Tuesday, November 28, 2006

What a waste

Waste has been in the news for the past few days. If it hasn't made the headlines, it has at least been on NPR. I heard a report first on food waste, appropriately enough, on the day after Thanksgiving. It would seem the average American throws out 600 lbs. of food a year. They tracked people who did not consider themselves to be wasteful. Among the top items to be thrown out were fresh fruit and vegetables. It seems that these are people who like to think they eat healthy, so they buy fresh fruit and vegetables, because that is what healthy people eat and then wait for them to go bad and throw them out. Part of the problem it seems is overbuying. The other is the days on which people shop. It seems that I, who consider myself to be fairly thrifty, shop on the best days. They advised people to do their shopping late in the week. The other item was the portions that were prepared. Plan your meals and only prepare what you are going to eat. That doesn't work so much for me, since the people they were working with have an aversion to leftovers. I, if I am cooking more food than I will eat in one sitting, do it on purpose so that I will have something that doesn't require preparation the next day. Roast chicken and meatloaf, just to site a couple of examples of how I try to get out of cooking meals every day, especially on work days. I am in a minority, but I kind of like leftovers. If I am going to cook, why not make something I would be willing to eat 2 days in a row.

The other item was consumer electronics. We are being overburdened with electronics that are designed to wear out, something the manufacturers admit, so that we will go out and buy the replacement.
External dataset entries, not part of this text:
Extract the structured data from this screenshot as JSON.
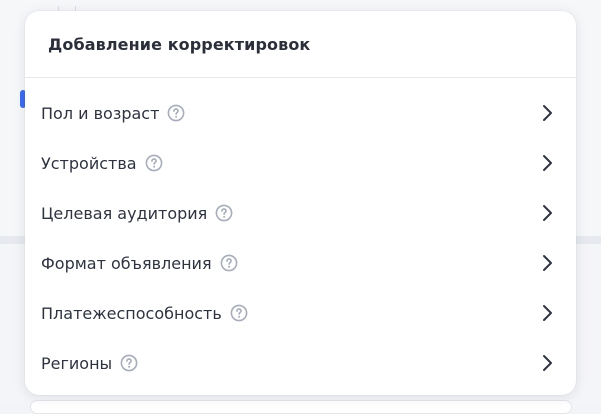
{
  "popover": {
    "title": "Добавление корректировок",
    "items": [
      {
        "label": "Пол и возраст",
        "help_icon": "question-circle-icon",
        "chevron_icon": "chevron-right-icon"
      },
      {
        "label": "Устройства",
        "help_icon": "question-circle-icon",
        "chevron_icon": "chevron-right-icon"
      },
      {
        "label": "Целевая аудитория",
        "help_icon": "question-circle-icon",
        "chevron_icon": "chevron-right-icon"
      },
      {
        "label": "Формат объявления",
        "help_icon": "question-circle-icon",
        "chevron_icon": "chevron-right-icon"
      },
      {
        "label": "Платежеспособность",
        "help_icon": "question-circle-icon",
        "chevron_icon": "chevron-right-icon"
      },
      {
        "label": "Регионы",
        "help_icon": "question-circle-icon",
        "chevron_icon": "chevron-right-icon"
      }
    ]
  },
  "colors": {
    "text": "#2e3340",
    "help_icon": "#a7adba",
    "chevron": "#2e3340",
    "background": "#eef0f4",
    "accent": "#3a6cf4"
  }
}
The real problem with the electronics is disposal. Once you make these things, you have to find some responsible way to dispose of something that is chock full of hazardous materials. Some environmental groups are trying to get the designers and manufacturers to plan their products so that the components can be recycled. The reasoning is that companies would save money on the production of these ephemeral consumer goods and would at the same time be a lot friendlier for the planet. Needless to say, these businesses are very resistant to the idea.

If you think about it we throw things away constantly. I know that my office is far from paperless, though most of my work is done on a computer. We receive packages all day long, and the boxes that they arrive in have to be disposed of. Then most of the products in the box are in boxes, quite often with blisterpack on the actual item in the box. Germany has very strict packaging laws, and vendors there would never get away with the excessive and difficult to dispose of packaging solutions that we embrace in this country.

It seems like a pretty simple equation. Stop buying so much, and stop buying things you don't need, stop buying products with the life expectancy of a mayfly. It seems simple, but after a lifetime of exposure to my fellow creatures and several years in retail, common sense never prevails and so we are going to continue to waste things until there is nothing left to waste. The only things left on the planet will be waste. Humanity had better hope the space program moves ahead with plans to start settlements on the moon and Mars, cause we're gonna' run out of room down here.